Soprattutto, resta doppiamente infelice la condizione del contribuente: da una parte, è sospettato a priori di provare a gabbare il fisco; dall’altra, deve disporsi quasi sempre col cappello in mano, quindi in modo remissivo, a far valere ogni sua legittima pretesa, pur documentata, di beneficio fiscale.
Il fisco italiano è ingiusto perché incapace della valutazione e verifica dell’effettiva disponibilità del cittadino verso l’erario; da vero tagliagola spreme i lavoratori dipendenti; sollecita, poi, le cosiddette partite IVA, le imprese a nascondere qualcosa tra le pieghe dei bilanci; come Ponzio Pilato, pretende molto nella sua veste di esoso esattore, ma si lava perlopiù le mani, appaltando a suoi complici autorizzati il lavoro di controllare, spremere il limone delle dichiarazioni dei redditi.
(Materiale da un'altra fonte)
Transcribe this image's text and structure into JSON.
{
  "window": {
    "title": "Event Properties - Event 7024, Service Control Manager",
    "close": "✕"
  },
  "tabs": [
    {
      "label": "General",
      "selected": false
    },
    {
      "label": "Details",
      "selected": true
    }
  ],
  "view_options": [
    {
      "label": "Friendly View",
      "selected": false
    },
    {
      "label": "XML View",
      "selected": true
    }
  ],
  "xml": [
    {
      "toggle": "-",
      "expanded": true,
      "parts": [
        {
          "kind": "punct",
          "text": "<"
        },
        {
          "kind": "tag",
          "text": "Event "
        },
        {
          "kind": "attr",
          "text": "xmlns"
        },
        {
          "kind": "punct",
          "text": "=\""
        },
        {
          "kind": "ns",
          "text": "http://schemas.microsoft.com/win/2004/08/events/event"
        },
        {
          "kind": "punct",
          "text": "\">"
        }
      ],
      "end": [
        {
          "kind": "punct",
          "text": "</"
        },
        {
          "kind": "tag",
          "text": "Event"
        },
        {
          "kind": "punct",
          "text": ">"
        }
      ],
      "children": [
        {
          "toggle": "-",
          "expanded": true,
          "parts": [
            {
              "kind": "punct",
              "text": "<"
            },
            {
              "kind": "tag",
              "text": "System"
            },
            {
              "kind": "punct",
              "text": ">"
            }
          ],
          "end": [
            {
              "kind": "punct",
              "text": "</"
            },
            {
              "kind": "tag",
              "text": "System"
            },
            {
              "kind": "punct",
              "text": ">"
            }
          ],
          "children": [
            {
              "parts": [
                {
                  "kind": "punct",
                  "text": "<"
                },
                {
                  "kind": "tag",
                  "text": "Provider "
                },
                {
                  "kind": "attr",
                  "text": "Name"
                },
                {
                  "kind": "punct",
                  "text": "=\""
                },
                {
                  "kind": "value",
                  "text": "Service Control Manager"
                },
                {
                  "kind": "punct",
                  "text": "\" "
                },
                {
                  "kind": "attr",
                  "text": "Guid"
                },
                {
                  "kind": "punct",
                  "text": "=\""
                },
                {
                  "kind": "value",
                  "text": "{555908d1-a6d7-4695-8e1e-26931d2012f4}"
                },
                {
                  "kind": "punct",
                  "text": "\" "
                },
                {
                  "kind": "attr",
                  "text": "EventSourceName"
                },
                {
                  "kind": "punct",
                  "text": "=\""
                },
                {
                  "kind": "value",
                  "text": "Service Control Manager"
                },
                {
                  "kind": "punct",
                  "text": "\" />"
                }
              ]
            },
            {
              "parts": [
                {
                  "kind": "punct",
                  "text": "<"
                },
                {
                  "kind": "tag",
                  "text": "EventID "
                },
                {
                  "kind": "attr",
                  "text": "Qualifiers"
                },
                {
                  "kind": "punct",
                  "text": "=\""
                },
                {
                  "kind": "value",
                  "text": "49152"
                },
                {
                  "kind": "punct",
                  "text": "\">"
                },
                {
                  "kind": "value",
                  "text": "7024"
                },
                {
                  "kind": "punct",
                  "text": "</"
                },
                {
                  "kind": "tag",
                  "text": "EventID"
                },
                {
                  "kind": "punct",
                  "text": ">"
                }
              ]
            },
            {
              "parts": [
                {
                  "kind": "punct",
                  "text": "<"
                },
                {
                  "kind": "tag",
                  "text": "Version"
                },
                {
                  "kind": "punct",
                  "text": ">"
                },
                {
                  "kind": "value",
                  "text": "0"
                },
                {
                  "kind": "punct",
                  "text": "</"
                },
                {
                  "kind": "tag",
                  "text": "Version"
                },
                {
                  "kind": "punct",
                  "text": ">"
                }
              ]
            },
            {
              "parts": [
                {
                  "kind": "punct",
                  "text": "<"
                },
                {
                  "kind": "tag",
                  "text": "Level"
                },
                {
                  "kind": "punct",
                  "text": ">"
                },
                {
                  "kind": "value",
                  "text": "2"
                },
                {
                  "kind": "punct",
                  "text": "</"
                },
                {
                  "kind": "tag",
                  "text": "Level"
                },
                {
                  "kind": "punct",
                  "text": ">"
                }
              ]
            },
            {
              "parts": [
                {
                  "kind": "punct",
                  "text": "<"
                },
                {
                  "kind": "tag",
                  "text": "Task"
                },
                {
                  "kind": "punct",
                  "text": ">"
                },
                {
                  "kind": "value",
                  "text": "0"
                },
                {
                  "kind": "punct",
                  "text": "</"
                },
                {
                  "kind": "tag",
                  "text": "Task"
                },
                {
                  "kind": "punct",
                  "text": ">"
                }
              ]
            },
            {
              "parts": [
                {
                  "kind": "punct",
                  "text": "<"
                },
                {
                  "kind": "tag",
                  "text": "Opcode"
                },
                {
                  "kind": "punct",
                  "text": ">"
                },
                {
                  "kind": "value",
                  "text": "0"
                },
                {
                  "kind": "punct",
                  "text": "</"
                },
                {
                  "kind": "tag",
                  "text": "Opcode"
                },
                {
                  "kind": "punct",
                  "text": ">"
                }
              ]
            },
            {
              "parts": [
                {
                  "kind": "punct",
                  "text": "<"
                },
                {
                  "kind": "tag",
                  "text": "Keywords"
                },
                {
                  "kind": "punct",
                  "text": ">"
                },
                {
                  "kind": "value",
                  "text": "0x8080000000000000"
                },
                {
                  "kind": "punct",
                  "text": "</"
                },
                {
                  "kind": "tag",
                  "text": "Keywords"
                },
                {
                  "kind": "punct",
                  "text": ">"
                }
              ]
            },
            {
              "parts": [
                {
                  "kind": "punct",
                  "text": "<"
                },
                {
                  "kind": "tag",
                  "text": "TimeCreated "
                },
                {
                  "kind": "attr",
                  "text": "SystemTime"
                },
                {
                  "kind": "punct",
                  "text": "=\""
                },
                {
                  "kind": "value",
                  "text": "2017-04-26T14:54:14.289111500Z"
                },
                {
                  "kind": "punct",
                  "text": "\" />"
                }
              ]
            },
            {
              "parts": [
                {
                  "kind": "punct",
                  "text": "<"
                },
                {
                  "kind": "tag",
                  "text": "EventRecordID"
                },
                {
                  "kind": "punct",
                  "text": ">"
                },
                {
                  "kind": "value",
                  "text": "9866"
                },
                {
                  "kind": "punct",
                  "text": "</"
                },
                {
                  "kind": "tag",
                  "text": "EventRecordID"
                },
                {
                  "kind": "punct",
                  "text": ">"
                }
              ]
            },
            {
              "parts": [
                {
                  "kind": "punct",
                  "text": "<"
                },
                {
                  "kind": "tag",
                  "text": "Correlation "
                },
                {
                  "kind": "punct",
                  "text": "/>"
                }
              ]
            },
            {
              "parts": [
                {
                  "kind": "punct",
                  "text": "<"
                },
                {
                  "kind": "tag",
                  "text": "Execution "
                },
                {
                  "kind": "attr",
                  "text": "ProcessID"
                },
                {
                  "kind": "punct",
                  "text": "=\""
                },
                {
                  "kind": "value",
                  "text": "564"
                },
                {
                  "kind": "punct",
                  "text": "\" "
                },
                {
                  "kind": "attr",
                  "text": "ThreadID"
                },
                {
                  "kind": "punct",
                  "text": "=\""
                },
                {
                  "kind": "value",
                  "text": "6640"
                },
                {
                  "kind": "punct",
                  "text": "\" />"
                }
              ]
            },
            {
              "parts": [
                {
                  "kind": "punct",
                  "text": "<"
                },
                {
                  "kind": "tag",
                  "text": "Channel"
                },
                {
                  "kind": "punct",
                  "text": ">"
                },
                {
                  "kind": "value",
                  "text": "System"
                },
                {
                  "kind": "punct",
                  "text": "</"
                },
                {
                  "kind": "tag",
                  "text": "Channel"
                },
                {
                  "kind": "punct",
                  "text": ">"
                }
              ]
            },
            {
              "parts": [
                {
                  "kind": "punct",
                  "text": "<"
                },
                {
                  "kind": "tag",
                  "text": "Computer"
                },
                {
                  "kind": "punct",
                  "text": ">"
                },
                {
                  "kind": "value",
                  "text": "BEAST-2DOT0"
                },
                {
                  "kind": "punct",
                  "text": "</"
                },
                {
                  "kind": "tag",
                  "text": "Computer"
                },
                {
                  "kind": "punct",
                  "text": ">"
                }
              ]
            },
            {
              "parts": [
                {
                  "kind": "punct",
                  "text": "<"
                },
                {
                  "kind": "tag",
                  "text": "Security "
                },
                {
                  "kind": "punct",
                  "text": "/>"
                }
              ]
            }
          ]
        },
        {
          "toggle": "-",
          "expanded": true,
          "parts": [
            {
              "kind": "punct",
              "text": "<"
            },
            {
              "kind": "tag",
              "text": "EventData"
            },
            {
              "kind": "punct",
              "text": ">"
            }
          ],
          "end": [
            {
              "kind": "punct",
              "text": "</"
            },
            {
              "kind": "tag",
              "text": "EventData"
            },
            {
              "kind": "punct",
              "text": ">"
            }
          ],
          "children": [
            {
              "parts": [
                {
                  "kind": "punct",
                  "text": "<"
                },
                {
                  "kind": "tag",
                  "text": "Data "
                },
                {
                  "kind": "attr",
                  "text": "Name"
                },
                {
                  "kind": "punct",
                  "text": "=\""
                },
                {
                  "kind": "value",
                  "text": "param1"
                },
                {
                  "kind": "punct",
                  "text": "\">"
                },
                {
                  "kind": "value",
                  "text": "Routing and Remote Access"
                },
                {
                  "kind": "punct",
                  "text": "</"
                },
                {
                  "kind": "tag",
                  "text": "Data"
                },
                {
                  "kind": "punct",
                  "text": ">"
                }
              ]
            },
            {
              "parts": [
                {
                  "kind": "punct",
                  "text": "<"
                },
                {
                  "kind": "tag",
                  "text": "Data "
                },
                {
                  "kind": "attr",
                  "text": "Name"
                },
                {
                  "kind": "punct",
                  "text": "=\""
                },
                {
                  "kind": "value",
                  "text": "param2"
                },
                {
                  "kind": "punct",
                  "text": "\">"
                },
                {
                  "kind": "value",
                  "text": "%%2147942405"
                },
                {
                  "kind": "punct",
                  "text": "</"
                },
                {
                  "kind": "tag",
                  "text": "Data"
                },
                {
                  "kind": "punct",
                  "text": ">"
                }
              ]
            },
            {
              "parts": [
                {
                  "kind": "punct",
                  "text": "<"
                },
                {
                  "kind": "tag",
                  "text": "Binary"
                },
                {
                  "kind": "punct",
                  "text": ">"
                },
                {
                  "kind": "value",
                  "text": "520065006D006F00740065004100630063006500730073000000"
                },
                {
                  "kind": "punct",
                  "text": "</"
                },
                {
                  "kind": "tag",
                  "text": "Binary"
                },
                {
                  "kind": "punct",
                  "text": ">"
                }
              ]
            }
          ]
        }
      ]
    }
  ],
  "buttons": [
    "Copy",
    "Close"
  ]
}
Sono decenni che sento parlare della necessità di semplificazione e maggiore trasparenza dei meccanismi fiscali, ma sinora solo chiacchere al vento, inascoltate da tanti disegni di legge o riforme, sempre rimasti lettera morta. A tal proposito, ricordo persino mio padre, funzionario del Ministero delle Finanze, con la sua speranza che finalmente si superasse la legge fiscale Vanoni del ’51, cosa, poi avvenuta solo nel 1971, ben vent’anni dopo: se pensiamo però come allora, quella grande riforma fiscale degli anni ’70 dovesse garantire il dettato costituzionale “del concorso di ognuno in ragione della propria capacità contributiva e della progressività”, oggi possiamo amaramente dichiarare, in proposito, il persistente fallimento di quell’intento verso la Costituzione.
C’è una triste verità storica, quella che l’Italia repubblicana con tutta la sua alchimia politica, da destra a sinistra, dal centrodestra al centrosinistra, compresi gli insulsi governi giallo-verde o giallo-rosso, non è stata capace o forse non ha mai voluto una vera equità fiscale. Su questo stesso terreno vedremo e valuteremo anche l’esito di tante proposte dell’attuale destra, ora alla guida di Palazzo Chigi.
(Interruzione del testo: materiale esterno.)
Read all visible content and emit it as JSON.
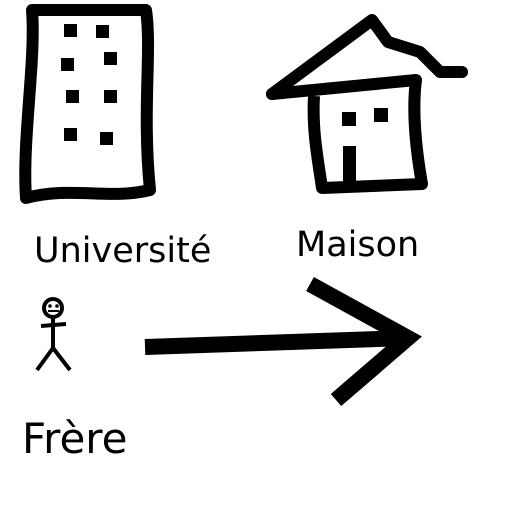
{
  "labels": {
    "university": "Université",
    "house": "Maison",
    "brother": "Frère"
  },
  "colors": {
    "ink": "#000000",
    "background": "#ffffff"
  },
  "icons": [
    "university-building-icon",
    "house-icon",
    "stick-figure-icon",
    "arrow-right-icon"
  ]
}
Comunque, venerdì scorso, con l’ansia legittima e comprensibile di cavarmi finalmente la rottura di palle della dichiarazione dei redditi, quasi bravo cittadino rispettoso, ma pure timoroso dello Stato, quello con la S maiuscola, ormai sempre più raro, mi sono presentato corredato di ricevute, attestazioni varie e quant’altro utile ad inseguire, se non un rimborso, almeno un pareggio. Sottolineo che molte di queste spese già risultano acquisite dall’Agenzia delle Entrate!
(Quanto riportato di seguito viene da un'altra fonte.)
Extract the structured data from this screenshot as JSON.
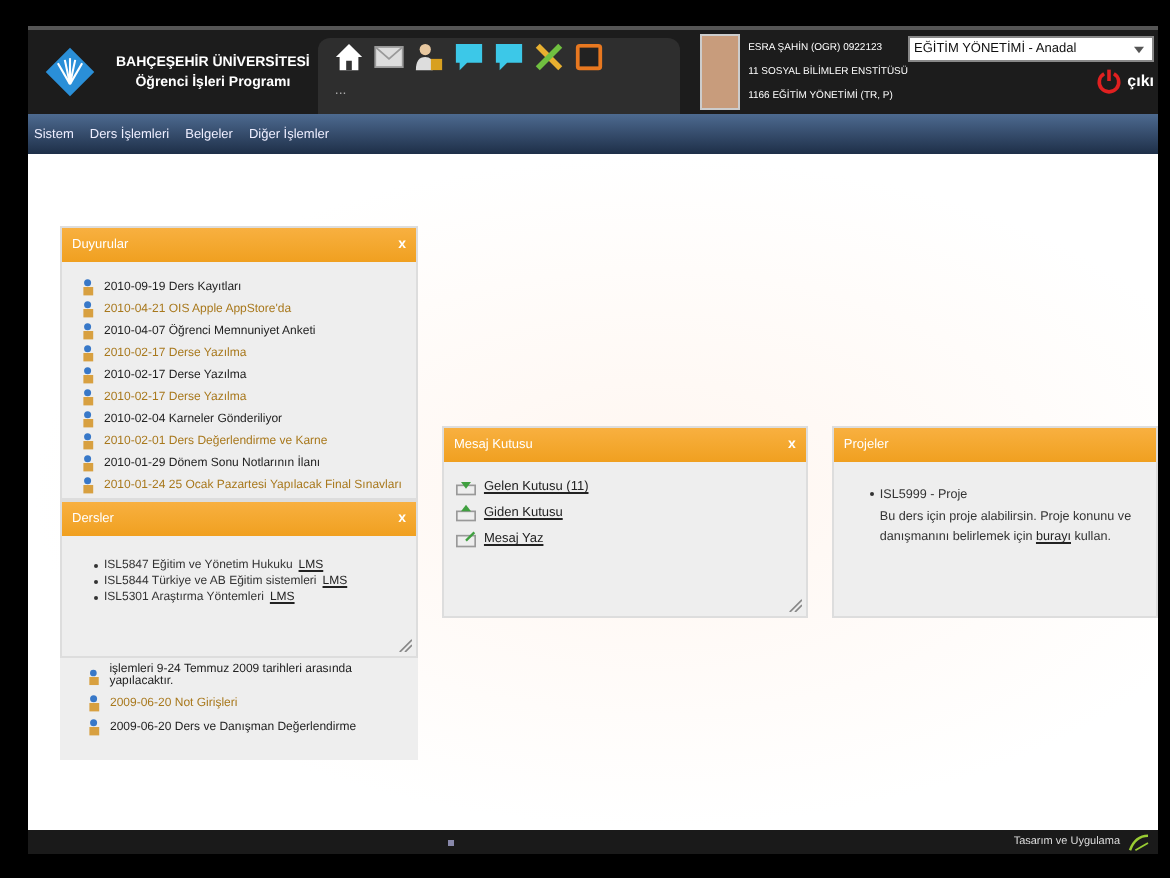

Una fila di box, ciascuno numerato, ben oltre 40, era predisposta per spennare i polli contribuenti, ciascuno dei quali con la sua dichiarazione è pure motivo di erogazione dallo stato al patronato esecutore. M’è andata bene: avrò un rimborso di 34 euro, grasso che cola, nonostante tanto prelievo diretto già sulla mia pensione. Pur di levarmi da tale scocciatura ho tagliato corto sulla destinazione del 5 e dell’8 per mille, troppa e giustificata la fretta di uscire fuori a respirare. In strada un signore anziano malconcio parlava da solo, affannato di non avere avuto dietro la ricevuta degli occhiali nuovi, ma, alla fine, rassegnatosi con un lapidario “Ma che vadano tutti al casino!”